In my last blog I talked about selling out and what I really think it means. For those of you who don’t feel like reading last week’s rant, I’ll say it again: I think it means changing your sound in an unnatural direction in order to make more money. A bunch of you had opinions on this matter. I appreciated your comments. Very well thought out, and honestly a lot less mindless trashing than I was expecting.
Sometimes I write a blog and the comments are the only response I get. Sometimes I get e-mails and text messages for days with people sharing their thoughts on something I write. Well, this was one of those blogs. Who would’ve thought that a blog about selling out would get people from the metal community to share their thoughts?
Anyways, I talked about how a great record is a moment in time for the team working on it, and it can never be recreated. A friend of mine brought up the point that a great album is also a place in time for the audience receiving it.
Now, for me that was hard to grasp because I’m on the creation side of things. What does the audience have to do with it? They’re not in the studio. They’re not the ones writing the songs. In fact, this is metal, what the fuck does anyone’s opinion really matter? Well… I thought about it a little more and came to this. At the end of the day, this is all subjective. Right? So there’s no such thing as a great, and therefore no such thing as a terrible, album. It’s all a matter of taste. If we’re going to call something a great album in a definitive sense then, really, all we can go on is majority opinion. If enough people agree something is a classic, then it has to be. An album can’t become a classic without a general consensus which decrees it that. Shitty as this may sound, it’s the truth. The value of art is subjective. It’s all based on the opinion of the viewer, listener, whatever.
And furthermore, if an album hasn’t been heard and judged by enough people, how can it attain the status of a classic? If someone says, “This album is great to me,” well, that’s a different story. Or is it? Enough people say that something is great to them, and then suddenly you have a classic on your hands.
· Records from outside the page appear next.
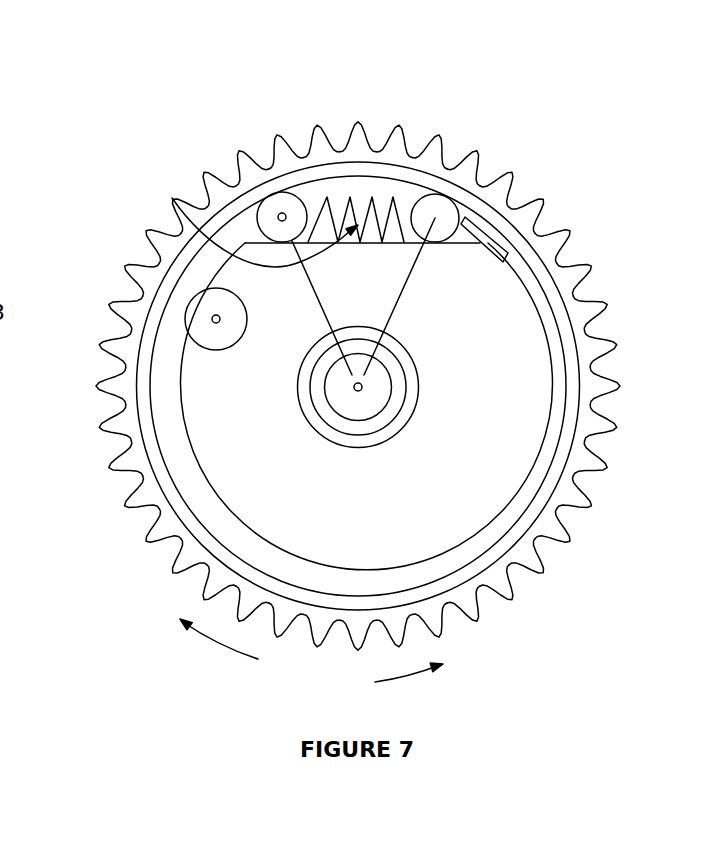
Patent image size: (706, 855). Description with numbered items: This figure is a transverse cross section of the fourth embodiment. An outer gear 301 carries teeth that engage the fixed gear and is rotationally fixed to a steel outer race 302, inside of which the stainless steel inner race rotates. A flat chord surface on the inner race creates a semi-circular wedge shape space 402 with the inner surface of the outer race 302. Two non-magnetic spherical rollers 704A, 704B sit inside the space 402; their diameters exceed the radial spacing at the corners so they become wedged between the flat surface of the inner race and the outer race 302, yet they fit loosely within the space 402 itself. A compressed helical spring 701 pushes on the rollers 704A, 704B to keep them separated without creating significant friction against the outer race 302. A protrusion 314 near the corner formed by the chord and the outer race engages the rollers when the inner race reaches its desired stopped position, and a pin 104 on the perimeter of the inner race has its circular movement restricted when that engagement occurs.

The outer gear 301 is at (543, 200).
The outer race 302 is at (562, 274).
The spherical roller 704A is at (281, 192).
The spherical roller 704B is at (436, 194).
The semi-circular wedge shape space 402 is at (362, 195).
The protrusion 314 is at (478, 213).
The helical spring 701 is at (172, 198).
The pin 104 is at (182, 313).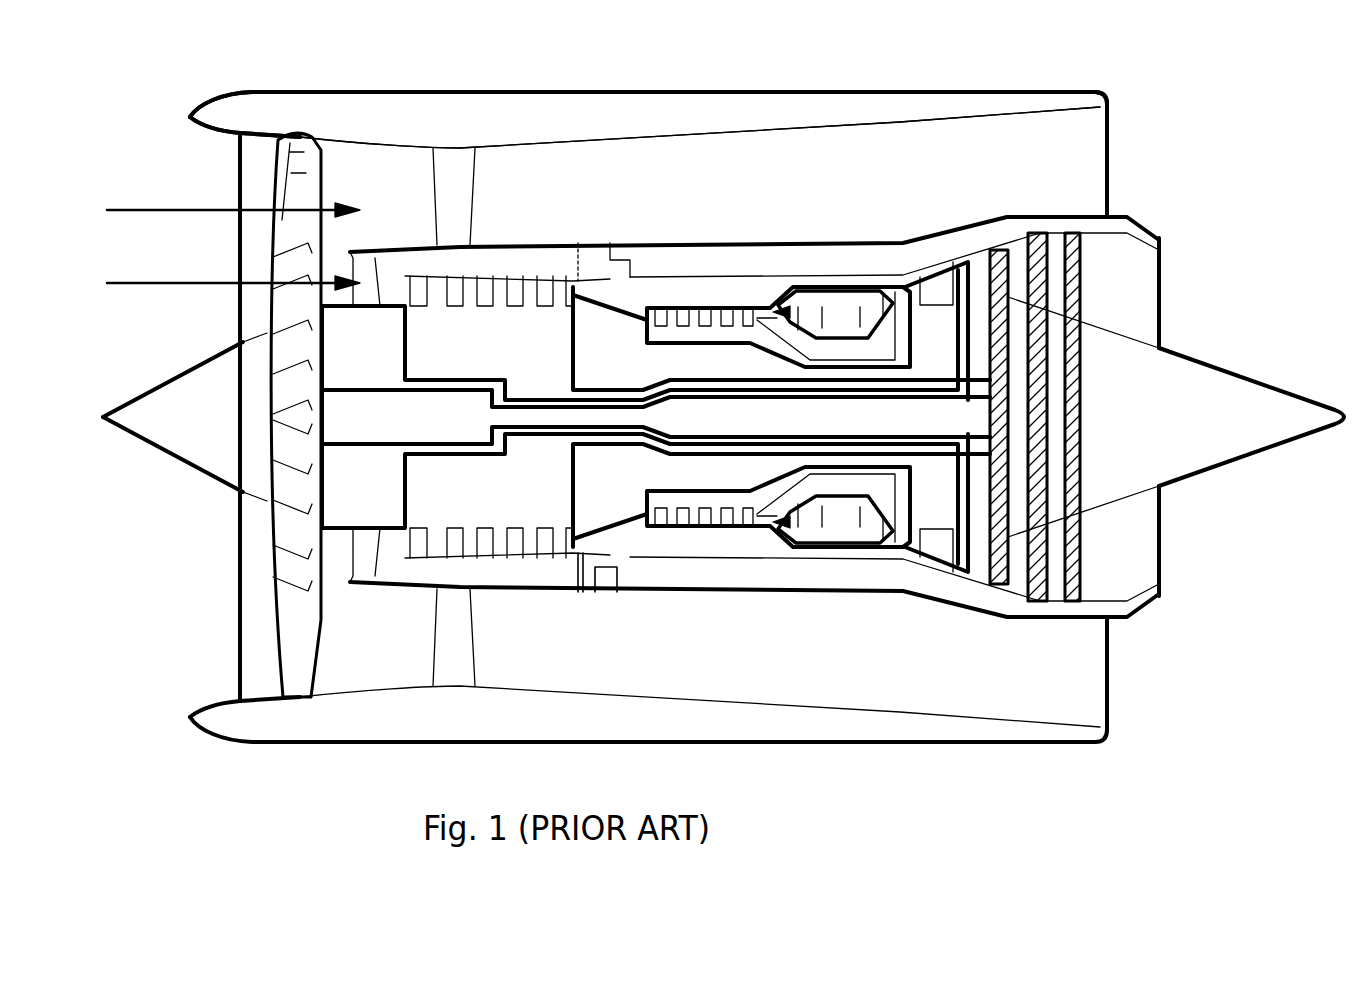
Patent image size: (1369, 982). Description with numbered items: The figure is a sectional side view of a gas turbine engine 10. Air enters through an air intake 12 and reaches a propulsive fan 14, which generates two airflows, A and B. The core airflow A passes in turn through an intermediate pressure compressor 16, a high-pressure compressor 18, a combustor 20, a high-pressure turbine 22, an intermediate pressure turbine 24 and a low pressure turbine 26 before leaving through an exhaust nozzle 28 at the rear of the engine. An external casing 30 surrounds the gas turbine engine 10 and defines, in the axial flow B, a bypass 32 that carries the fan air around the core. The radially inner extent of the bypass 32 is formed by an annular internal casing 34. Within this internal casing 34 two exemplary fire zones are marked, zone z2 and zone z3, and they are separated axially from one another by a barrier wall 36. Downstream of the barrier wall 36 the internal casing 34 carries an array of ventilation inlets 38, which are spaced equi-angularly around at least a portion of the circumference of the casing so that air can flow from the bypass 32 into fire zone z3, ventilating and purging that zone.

The gas turbine engine 10 is at (160, 85).
The air intake 12 is at (257, 190).
The propulsive fan 14 is at (287, 135).
The intermediate pressure compressor 16 is at (492, 337).
The high-pressure compressor 18 is at (688, 320).
The combustor 20 is at (835, 302).
The high-pressure turbine 22 is at (900, 297).
The intermediate pressure turbine 24 is at (965, 280).
The low pressure turbine 26 is at (1080, 260).
The exhaust nozzle 28 is at (1123, 273).
The external casing 30 is at (455, 143).
The bypass 32 is at (700, 193).
The annular internal casing 34 is at (820, 593).
The barrier wall 36 is at (578, 577).
The ventilation inlets 38 is at (617, 582).
The axial flow A is at (211, 287).
The axial flow B is at (211, 215).
The fire zone z2 is at (460, 253).
The fire zone z3 is at (623, 280).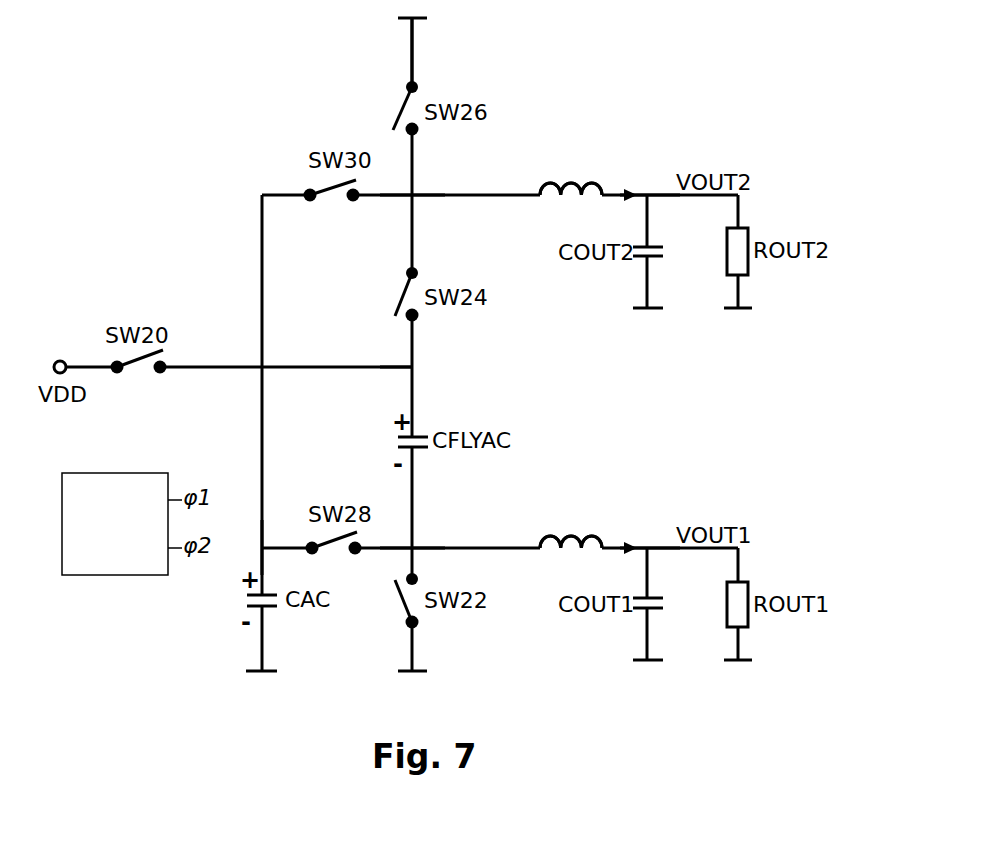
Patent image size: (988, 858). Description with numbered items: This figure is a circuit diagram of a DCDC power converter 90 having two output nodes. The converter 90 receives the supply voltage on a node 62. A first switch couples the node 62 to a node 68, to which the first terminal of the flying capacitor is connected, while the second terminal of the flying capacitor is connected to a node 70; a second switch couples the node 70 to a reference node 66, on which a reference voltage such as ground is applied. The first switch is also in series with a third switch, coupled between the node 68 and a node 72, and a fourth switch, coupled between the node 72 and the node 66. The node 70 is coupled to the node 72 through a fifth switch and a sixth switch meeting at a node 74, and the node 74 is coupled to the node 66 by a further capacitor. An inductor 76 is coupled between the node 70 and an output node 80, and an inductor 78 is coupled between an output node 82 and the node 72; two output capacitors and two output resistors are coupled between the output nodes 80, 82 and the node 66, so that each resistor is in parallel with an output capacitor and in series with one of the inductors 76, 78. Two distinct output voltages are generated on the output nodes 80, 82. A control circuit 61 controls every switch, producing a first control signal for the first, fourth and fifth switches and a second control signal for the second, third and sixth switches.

The power converter 90 is at (648, 70).
The control circuit 61 is at (113, 473).
The node 62 is at (60, 361).
The node 68 is at (413, 365).
The node 70 is at (414, 546).
The node 72 is at (414, 193).
The node 74 is at (262, 547).
The inductor 76 is at (576, 536).
The inductor 78 is at (576, 183).
The output node 80 is at (647, 546).
The output node 82 is at (647, 193).
The reference node 66 is at (743, 311).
So you see, I could keep on going in circles, but I’m not going to. I’m sure you get my point which is that, yes, you and a lot of other people may love a record, and it may be really tempting to affirm and validate your opinion by declaring it something unshakable and then get the nod from some like-minded peeps. ITS GREAT!!!! IT’S A CLASSIC!!!! IT’S A LANDMARK FOR THE GENRE!!! Etc. Ad nauseam. But what happens when you disagree with the majority whole-heartedly? What if you think an album is great that the majority doesn’t think is great? Then what. Is it not great? Is your opinion false? What do you guys think?